I worked with my fellow NRHI staff on this for many months, and not without some trepidation. Would physicians get what total cost of care means? Would they feel responsible for it, or would they just feel overwhelmed? And how would they take to the communication challenge, the part for which I was responsible? I worried about all of these things.
In retrospect, I shouldn’t have worried. The physicians I met were without exception profoundly intelligent and decent people. They immediately grasped the potential of understanding total cost of care, and understood how they, as primary care physicians, could reduce cost and improve quality simultaneously. More than that, they understood the leadership challenge of swimming against the prevailing culture for something that is hard to do, but right.

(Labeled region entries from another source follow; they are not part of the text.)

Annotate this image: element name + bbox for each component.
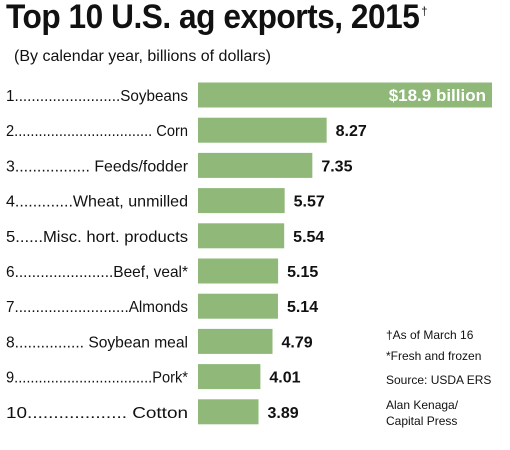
- value-label: 5.54: [293, 229, 324, 246]
- bar: [198, 82, 492, 108]
- value-label: 3.89: [268, 405, 299, 422]
- source-note: Source: USDA ERS: [386, 373, 492, 387]
- category-label: 10................... Cotton: [6, 405, 188, 422]
- category-label: 2.................................. Corn: [6, 123, 188, 140]
- value-label: 7.35: [321, 158, 352, 175]
- category-label: 7...........................Almonds: [6, 299, 188, 316]
- category-label: 8................ Soybean meal: [6, 334, 188, 351]
- title-dagger: †: [421, 4, 428, 18]
- value-label: 4.01: [269, 370, 300, 387]
- value-label: 5.15: [287, 264, 318, 281]
- bar: [198, 364, 261, 390]
- category-label: 5......Misc. hort. products: [6, 229, 188, 246]
- category-label: 6.......................Beef, veal*: [6, 264, 188, 281]
- chart-title: Top 10 U.S. ag exports, 2015 †: [6, 0, 428, 37]
- value-label: 4.79: [282, 334, 313, 351]
- bar: [198, 258, 279, 284]
- bar: [198, 117, 327, 143]
- bar: [198, 328, 273, 354]
- bar: [198, 399, 259, 425]
- bar: [198, 223, 285, 249]
- bar: [198, 152, 313, 178]
- category-label: 1.........................Soybeans: [6, 88, 188, 105]
- credit-line-2: Capital Press: [386, 414, 458, 428]
- category-label: 4.............Wheat, unmilled: [6, 194, 188, 211]
- value-label: 5.14: [287, 299, 318, 316]
- value-label: 5.57: [294, 194, 325, 211]
- value-label: 8.27: [336, 123, 367, 140]
- bar: [198, 293, 278, 319]
- footnote-as-of: †As of March 16: [386, 328, 474, 342]
- credit-line-1: Alan Kenaga/: [386, 398, 459, 412]
- category-label: 9..................................Pork*: [6, 370, 188, 387]
- value-label: $18.9 billion: [389, 86, 486, 105]
- title-text: Top 10 U.S. ag exports, 2015: [6, 0, 420, 36]
- footnote-fresh-frozen: *Fresh and frozen: [386, 349, 482, 363]
- bar: [198, 188, 285, 214]
- chart-subtitle: (By calendar year, billions of dollars): [14, 48, 272, 65]
- category-label: 3................. Feeds/fodder: [6, 158, 189, 175]
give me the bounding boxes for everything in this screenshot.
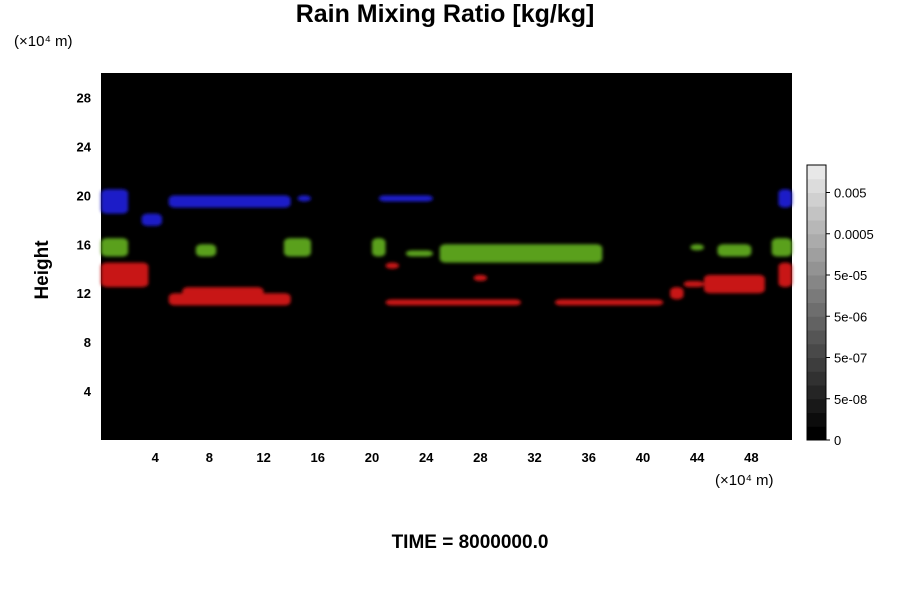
region-2-cell-7 — [670, 287, 684, 300]
y-tick-label: 28 — [77, 90, 91, 105]
x-tick-label: 40 — [636, 450, 650, 465]
colorbar-swatch — [807, 385, 826, 400]
colorbar-swatch — [807, 412, 826, 427]
region-0-cell-5 — [378, 195, 433, 202]
region-2-cell-10 — [385, 262, 400, 269]
x-tick-label: 12 — [256, 450, 270, 465]
y-tick-label: 4 — [84, 384, 92, 399]
y-tick-label: 24 — [77, 139, 92, 154]
colorbar-tick-label: 0 — [834, 433, 841, 448]
region-1-cell-7 — [771, 238, 792, 257]
x-tick-label: 4 — [152, 450, 160, 465]
region-1-cell-3 — [371, 238, 386, 257]
colorbar-swatch — [807, 220, 826, 235]
region-2-cell-6 — [683, 280, 704, 288]
colorbar-swatch — [807, 178, 826, 193]
colorbar: 0 5e-08 5e-07 5e-06 5e-05 0.0005 0.005 — [806, 164, 874, 448]
colorbar-swatch — [807, 371, 826, 386]
x-axis-unit: (×10⁴ m) — [715, 472, 774, 489]
colorbar-swatch — [807, 330, 826, 345]
x-tick-label: 32 — [527, 450, 541, 465]
colorbar-swatch — [807, 426, 826, 441]
colorbar-swatch — [807, 247, 826, 262]
colorbar-swatch — [807, 316, 826, 331]
region-2-cell-4 — [554, 299, 664, 306]
colorbar-swatch — [807, 261, 826, 276]
colorbar-swatch — [807, 165, 826, 180]
x-tick-label: 8 — [206, 450, 213, 465]
data-regions — [101, 189, 792, 306]
region-1-cell-8 — [690, 244, 704, 251]
region-1-cell-2 — [283, 238, 312, 257]
region-0-cell-2 — [168, 195, 291, 208]
colorbar-swatch — [807, 275, 826, 290]
colorbar-swatch — [807, 288, 826, 303]
colorbar-tick-label: 5e-07 — [834, 351, 867, 366]
region-2-cell-8 — [778, 262, 792, 288]
colorbar-swatch — [807, 192, 826, 207]
region-2-cell-5 — [703, 274, 765, 294]
colorbar-tick-label: 5e-05 — [834, 268, 867, 283]
x-tick-label: 24 — [419, 450, 434, 465]
region-1-cell-1 — [195, 244, 217, 257]
x-axis-ticks: 4 8 12 16 20 24 28 32 36 40 44 48 — [152, 450, 759, 465]
region-2-cell-9 — [473, 274, 488, 281]
y-axis-ticks: 4 8 12 16 20 24 28 — [77, 90, 92, 399]
region-0-cell-1 — [141, 213, 162, 226]
colorbar-swatch — [807, 206, 826, 221]
x-tick-label: 44 — [690, 450, 705, 465]
region-2-cell-3 — [385, 299, 522, 306]
colorbar-swatch — [807, 343, 826, 358]
colorbar-tick-label: 5e-08 — [834, 392, 867, 407]
region-0-cell-4 — [297, 195, 312, 202]
region-0-cell-0 — [101, 189, 129, 214]
region-2-cell-0 — [101, 262, 149, 288]
region-2-cell-2 — [182, 287, 264, 300]
x-tick-label: 28 — [473, 450, 487, 465]
time-label: TIME = 8000000.0 — [391, 532, 549, 553]
colorbar-swatch — [807, 398, 826, 413]
colorbar-swatch — [807, 233, 826, 248]
colorbar-swatch — [807, 357, 826, 372]
region-1-cell-6 — [717, 244, 752, 257]
colorbar-tick-label: 0.0005 — [834, 227, 874, 242]
y-tick-label: 16 — [77, 237, 91, 252]
y-tick-label: 12 — [77, 286, 91, 301]
x-tick-label: 36 — [582, 450, 596, 465]
y-tick-label: 20 — [77, 188, 91, 203]
colorbar-tick-label: 0.005 — [834, 186, 867, 201]
x-tick-label: 16 — [311, 450, 325, 465]
region-1-cell-0 — [101, 238, 129, 257]
chart-title: Rain Mixing Ratio [kg/kg] — [295, 0, 595, 28]
x-tick-label: 48 — [744, 450, 758, 465]
y-axis-unit: (×10⁴ m) — [14, 33, 73, 50]
colorbar-tick-label: 5e-06 — [834, 309, 867, 324]
colorbar-swatch — [807, 302, 826, 317]
region-0-cell-3 — [778, 189, 792, 208]
y-tick-label: 8 — [84, 335, 91, 350]
colorbar-frame — [806, 164, 827, 441]
region-1-cell-4 — [439, 244, 603, 263]
region-1-cell-5 — [405, 250, 433, 257]
x-tick-label: 20 — [365, 450, 379, 465]
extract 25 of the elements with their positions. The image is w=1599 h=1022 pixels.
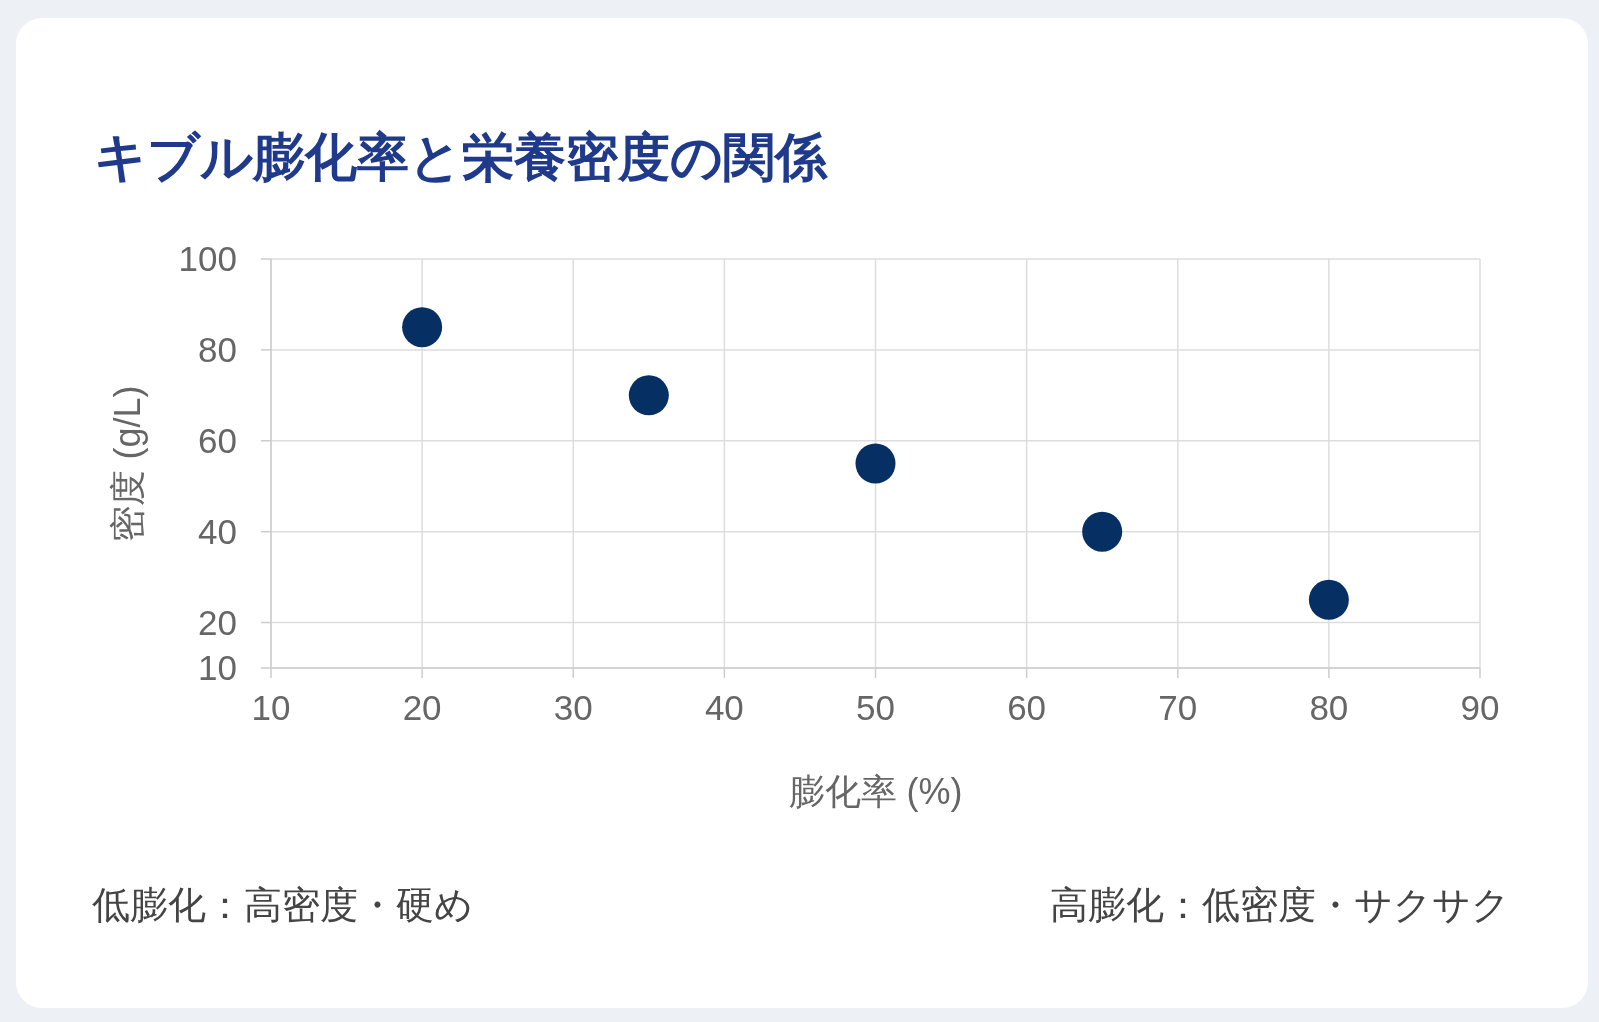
y-tick-label: 10 xyxy=(198,648,237,687)
x-tick-label: 10 xyxy=(251,688,291,727)
chart-title: キブル膨化率と栄養密度の関係 xyxy=(94,128,828,186)
x-tick-label: 60 xyxy=(1007,688,1047,727)
x-tick-label: 30 xyxy=(553,688,593,727)
y-tick-label: 60 xyxy=(198,420,237,460)
text: 高膨化：低密度・サクサク xyxy=(1050,884,1510,926)
y-tick-label: 20 xyxy=(198,602,237,642)
point xyxy=(402,307,443,348)
x-axis-title: 膨化率 (%) xyxy=(788,771,963,812)
x-tick-label: 20 xyxy=(402,688,442,727)
x-tick-label: 40 xyxy=(704,688,744,727)
x-tick-label: 70 xyxy=(1158,688,1198,727)
y-axis-title: 密度 (g/L) xyxy=(107,385,148,542)
x-tick-label: 50 xyxy=(856,688,895,727)
point xyxy=(855,443,896,484)
y-tick-label: 40 xyxy=(198,511,237,551)
x-tick-label: 90 xyxy=(1460,688,1500,727)
y-tick-label: 80 xyxy=(198,329,237,369)
point xyxy=(1308,579,1349,620)
point xyxy=(628,375,669,416)
point xyxy=(1082,511,1123,552)
y-tick-label: 100 xyxy=(178,239,237,278)
x-tick-label: 80 xyxy=(1309,688,1349,727)
text: 低膨化：高密度・硬め xyxy=(92,884,473,926)
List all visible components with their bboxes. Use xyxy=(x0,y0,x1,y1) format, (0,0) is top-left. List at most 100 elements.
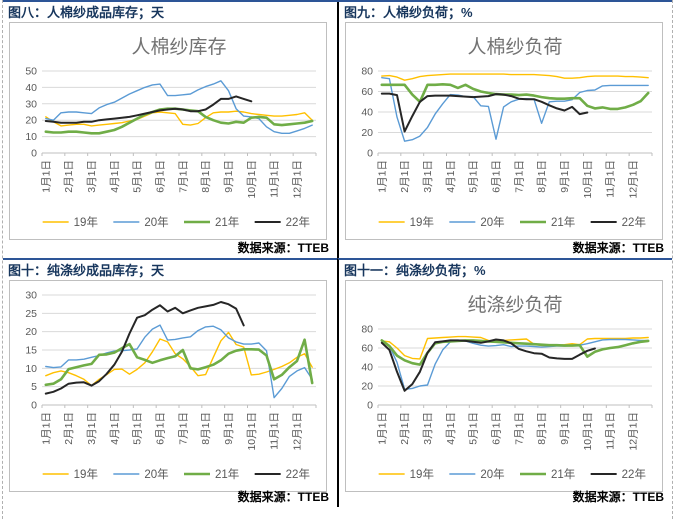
svg-text:22年: 22年 xyxy=(622,467,646,481)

They understood it because they have been doing it, each in his/her own sphere, largely unaware there were others laboring in the same vineyard, a few rows over. I am profoundly grateful to have met them, and that they got to meet each other. If you’re going to be digging and planting in the hot sun, it helps to have company.
Pragmatically we will need hundreds and thousands of the kind of physician leaders I met at Stanford if we are to change the way we take care of people for the better, and not just change the way we pay for care. There are many reasons for this rooted in sociology, psychology, and neuroscience that we will go into another time. But to date I haven’t found a way to cultivate such leaders except one by one, and face to face. And so, from this small beginning, I have hope that these leaders will bring others into this field, and that we might bear fruit for the communities in which we live. Salue!